You already have the heads off. The motor mount long bolts can be accessed from above. Just don't forget to put the bolts in with the nuts forward or they won't come out again unless the manifolds are removed first.
If the engine is still complete:
Remove the lower heat exchanger which makes it easier to:
Remove the exhaust crossover which has to be off because the trans cooler lines go through it. Easier to take the crossover off than to remove the lines.
Remove the front drive shaft, makes it easier to:
Remove the T-case brace, which the lower trans bolt goes through, and to:
Remove the lower bellhousing / torque converter cover, makes it easier to: (Remove the torque converter to flexplate bolts)
Remove the starter, makes it easier to:
Remove the RH motor through bolt.
Remove the LH motor mount through bolt (made easier by removal of lower heat exchanger and front drive shaft).
The two lower bellhousing bolts on the RH side can be a bitch if the original downpipe brace is still present and attached. The two bolts have studs on them for the brace. They are a bitch. Unless the truck is a low mileage garage queen, I usually don't reinstall the stud/bolts, brace, or the bolt to the downpipe.
I leave as much as possible on the engine for R&R. Makes it quicker and easier.

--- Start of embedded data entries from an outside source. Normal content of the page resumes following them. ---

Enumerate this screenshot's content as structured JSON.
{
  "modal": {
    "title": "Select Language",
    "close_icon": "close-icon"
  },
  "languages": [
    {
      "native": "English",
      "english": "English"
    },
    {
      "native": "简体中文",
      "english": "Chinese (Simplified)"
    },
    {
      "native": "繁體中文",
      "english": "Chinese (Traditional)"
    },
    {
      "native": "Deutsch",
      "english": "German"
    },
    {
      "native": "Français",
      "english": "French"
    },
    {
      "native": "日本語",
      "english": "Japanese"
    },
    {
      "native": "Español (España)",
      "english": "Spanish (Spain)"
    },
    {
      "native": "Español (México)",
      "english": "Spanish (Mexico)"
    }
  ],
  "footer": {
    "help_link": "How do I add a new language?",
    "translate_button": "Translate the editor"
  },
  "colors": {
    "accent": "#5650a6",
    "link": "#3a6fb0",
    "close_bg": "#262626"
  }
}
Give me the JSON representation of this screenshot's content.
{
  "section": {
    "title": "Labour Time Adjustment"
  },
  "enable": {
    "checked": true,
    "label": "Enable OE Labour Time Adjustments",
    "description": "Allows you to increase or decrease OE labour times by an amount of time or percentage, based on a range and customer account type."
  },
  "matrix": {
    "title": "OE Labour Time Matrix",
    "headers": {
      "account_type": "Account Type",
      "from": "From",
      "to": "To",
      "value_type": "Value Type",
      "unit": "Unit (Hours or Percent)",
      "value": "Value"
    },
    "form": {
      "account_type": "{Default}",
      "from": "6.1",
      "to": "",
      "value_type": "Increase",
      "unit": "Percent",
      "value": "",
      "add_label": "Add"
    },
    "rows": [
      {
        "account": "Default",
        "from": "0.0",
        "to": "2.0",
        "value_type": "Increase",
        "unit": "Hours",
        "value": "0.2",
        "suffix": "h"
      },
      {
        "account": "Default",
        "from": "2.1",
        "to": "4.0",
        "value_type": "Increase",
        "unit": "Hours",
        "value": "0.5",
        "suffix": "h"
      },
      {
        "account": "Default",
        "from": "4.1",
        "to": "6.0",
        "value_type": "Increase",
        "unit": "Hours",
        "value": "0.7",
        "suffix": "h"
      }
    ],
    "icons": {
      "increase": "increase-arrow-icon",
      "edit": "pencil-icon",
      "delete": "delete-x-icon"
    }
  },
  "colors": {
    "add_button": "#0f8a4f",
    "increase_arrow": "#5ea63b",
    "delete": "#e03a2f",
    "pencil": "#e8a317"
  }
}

You have to lift the transmission bellhousing until it touches the top of the tunnel, or you can't slide the engine forward to get it out. The book says to remove the transmission, then remove the engine. I've done it both ways. It's easier to install the trans after the engine is in, and it's easier to remove the engine after the trans is out. I only remove the trans if there is a reason to, such as I'm going to work on both units at the same time.